HOUSING: Chinchillas are most comfortable in a room temperature of 50 to 60 degrees Fahrenheit. They should never be exposed to drafts. Humidity should be around 50 percent.

   Chinchillas are by nature very clean animals, and are easy to care for. Small wire mesh cages, approximately 14" high by 22" long and 12" wide, are usually used with a tray on the bottom to hold 1 1/2" to 2" of pine shavings. The shavings have to be changed every 7 to 10 days. There is no odor to the chinchilla's waste matter. 

DUSTING: Part of their cleanliness is due to the luxurious thickness of their fur and partly because of their favorite sport- the dust bath. Taking a dust bath is a little different for chinchillas than most creatures. Instead of water, they enjoy baths in dust. This helps keep their fur clean and fluffy. There are several types of chinchilla dust, the most common being volcanic lava, white mineral, and brown clay. 

   For show chinchillas, volcanic dust gives the best appearance, but can cause respiratory irritation in humans and chinchillas, and should not be used on a regular basis. White mineral dust is also very irritating. Brown baked clay is less expensive, fully acceptable, and non-irritating to the respiratory system. Fill a container (8" long by 5" wide by 4" high) with about 2" of dust and place it in the cage. They love to roll in dust, cleaning and fluffing their fur. Dusting must take place every day. After 30 minutes, remove the container. If the sand contains droppings, do not throw it away; use a small sieve and sift the droppings out. Then reuse the same sand preparation, adding more as needed.

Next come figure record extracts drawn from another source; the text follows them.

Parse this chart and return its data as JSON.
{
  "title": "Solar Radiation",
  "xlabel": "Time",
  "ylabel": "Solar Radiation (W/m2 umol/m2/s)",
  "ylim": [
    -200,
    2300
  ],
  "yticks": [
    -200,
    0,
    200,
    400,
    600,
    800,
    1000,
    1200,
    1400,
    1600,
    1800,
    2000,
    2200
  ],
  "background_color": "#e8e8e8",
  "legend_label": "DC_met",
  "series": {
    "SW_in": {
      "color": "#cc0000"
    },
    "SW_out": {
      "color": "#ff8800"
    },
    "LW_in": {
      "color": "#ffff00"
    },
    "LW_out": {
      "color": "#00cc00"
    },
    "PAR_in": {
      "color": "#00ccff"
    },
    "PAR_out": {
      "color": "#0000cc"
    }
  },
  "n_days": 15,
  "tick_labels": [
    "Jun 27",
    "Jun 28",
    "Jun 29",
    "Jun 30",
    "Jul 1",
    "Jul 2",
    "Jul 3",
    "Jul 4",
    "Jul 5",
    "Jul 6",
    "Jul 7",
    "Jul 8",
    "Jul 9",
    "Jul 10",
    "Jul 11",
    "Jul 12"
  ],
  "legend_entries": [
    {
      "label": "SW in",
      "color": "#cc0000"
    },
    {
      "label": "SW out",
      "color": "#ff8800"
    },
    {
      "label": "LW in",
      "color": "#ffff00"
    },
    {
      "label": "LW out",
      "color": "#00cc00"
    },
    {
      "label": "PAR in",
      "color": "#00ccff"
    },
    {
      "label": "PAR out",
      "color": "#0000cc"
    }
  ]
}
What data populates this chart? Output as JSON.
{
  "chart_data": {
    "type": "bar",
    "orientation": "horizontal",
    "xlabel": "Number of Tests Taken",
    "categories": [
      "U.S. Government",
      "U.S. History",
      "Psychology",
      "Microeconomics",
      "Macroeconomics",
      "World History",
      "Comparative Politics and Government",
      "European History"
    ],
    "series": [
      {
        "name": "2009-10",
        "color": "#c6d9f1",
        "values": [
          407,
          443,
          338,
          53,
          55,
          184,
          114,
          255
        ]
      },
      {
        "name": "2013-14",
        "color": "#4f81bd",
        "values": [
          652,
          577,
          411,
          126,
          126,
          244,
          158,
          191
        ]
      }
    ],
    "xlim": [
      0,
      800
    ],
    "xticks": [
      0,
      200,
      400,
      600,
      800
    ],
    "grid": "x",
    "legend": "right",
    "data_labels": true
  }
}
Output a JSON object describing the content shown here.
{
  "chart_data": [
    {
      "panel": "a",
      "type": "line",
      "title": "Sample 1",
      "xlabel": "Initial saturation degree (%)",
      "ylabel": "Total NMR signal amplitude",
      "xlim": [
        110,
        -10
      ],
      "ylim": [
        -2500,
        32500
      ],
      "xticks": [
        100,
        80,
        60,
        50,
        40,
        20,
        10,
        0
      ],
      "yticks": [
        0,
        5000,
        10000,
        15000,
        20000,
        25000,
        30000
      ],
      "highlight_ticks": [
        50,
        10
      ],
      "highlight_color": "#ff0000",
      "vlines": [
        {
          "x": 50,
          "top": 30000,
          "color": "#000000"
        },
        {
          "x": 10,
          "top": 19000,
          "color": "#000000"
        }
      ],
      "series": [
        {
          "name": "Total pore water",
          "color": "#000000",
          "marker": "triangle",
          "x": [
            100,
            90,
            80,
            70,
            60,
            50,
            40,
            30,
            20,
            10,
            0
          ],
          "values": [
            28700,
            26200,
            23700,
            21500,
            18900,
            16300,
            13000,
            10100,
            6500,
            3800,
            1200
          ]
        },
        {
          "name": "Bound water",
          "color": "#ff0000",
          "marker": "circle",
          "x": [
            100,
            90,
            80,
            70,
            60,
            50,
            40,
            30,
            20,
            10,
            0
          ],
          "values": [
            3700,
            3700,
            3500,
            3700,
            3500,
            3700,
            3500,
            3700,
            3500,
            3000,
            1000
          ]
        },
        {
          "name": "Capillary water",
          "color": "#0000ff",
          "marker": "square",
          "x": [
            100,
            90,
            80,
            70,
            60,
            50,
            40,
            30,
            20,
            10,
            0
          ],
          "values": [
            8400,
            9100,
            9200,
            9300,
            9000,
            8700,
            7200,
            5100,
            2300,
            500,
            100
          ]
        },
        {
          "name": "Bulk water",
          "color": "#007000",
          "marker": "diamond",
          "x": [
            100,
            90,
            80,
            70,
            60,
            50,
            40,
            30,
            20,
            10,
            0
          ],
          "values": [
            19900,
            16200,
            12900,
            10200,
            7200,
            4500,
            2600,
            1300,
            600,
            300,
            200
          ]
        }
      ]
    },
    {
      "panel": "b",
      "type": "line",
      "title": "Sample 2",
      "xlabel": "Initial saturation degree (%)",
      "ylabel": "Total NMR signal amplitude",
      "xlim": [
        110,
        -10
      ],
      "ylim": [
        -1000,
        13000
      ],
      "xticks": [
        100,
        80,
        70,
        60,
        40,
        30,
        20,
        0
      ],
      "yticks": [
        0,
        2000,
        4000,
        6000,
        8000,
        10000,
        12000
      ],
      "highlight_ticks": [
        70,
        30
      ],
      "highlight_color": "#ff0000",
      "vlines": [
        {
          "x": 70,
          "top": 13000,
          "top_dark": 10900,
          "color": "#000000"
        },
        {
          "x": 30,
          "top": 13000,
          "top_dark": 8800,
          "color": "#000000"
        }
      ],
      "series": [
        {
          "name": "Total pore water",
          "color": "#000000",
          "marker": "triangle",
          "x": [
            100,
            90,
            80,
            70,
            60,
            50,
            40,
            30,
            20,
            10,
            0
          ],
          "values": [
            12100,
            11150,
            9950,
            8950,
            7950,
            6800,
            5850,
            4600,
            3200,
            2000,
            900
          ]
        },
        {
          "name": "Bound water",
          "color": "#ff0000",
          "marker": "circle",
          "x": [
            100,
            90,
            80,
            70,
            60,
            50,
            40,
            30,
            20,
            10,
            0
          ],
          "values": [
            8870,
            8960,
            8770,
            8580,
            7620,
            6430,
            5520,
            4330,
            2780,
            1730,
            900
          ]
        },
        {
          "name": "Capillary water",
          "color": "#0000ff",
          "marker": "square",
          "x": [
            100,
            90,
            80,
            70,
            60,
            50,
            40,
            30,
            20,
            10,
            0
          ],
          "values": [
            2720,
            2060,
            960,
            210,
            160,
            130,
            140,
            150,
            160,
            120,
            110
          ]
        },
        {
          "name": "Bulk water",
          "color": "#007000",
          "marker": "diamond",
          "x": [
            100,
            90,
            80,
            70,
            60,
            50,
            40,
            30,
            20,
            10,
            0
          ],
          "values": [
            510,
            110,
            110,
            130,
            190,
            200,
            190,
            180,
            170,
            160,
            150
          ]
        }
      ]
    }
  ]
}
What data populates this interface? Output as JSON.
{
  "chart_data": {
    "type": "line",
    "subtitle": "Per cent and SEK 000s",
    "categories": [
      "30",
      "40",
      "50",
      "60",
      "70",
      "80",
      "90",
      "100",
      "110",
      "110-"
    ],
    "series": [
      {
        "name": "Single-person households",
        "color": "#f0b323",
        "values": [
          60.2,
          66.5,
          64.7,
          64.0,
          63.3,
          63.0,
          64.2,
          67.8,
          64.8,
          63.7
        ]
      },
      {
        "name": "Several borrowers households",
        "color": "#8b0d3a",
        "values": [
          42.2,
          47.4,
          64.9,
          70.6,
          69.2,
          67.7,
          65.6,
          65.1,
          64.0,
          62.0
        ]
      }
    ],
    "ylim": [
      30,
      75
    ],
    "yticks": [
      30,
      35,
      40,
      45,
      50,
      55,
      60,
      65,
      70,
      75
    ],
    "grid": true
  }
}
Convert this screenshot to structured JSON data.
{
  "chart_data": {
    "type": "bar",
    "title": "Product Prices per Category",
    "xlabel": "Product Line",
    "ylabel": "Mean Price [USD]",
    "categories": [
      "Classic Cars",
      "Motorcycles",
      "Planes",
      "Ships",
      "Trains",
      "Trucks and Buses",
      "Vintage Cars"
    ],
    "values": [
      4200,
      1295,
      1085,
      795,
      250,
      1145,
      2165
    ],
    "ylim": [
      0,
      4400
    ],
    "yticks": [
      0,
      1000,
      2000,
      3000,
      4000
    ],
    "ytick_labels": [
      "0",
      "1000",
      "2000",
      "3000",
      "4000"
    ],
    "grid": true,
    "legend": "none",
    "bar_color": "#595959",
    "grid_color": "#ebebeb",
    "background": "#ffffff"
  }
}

HANDLING: To pick up your chinchilla, approach it directly, not from the side. Extend your open hand, palm up, from the bottom of the cage. Speak to the chinchilla in a soothing voice. Holding it 2" from the end of the tail, lift it by the tail and cradle it in the crook of your arm. Never apply pressure on their bodies, as their bone structure is extremely delicate. 

FEEDING: The cost of feeding is about a penny a day per animal. Chinchillas are strict vegetarians, requiring only hay and grain pellets for daily feeding. A heaping teaspoon of pellets per day is sufficient. At times, rabbit pellets can be used for a change of diet. Fresh water must be available at all times. Chinchillas like raisins, feed pellets, carrots, timothy or alfalfa hay, soy beans and wheat germ. You may supplement their regular diet by adding two teaspoons of wheat germ once a week. It is also a good practice to occasionally add supplemental vitamins to their diet.. 

   Water bottles must be kept clean at all times. Sterilize the bottles and the stems at least once a week with a brush, hot water, and a few drops of household bleach. Rinse thoroughly. 

   A small block of wood placed in the cage gives the chinchillas something to play with or chew on.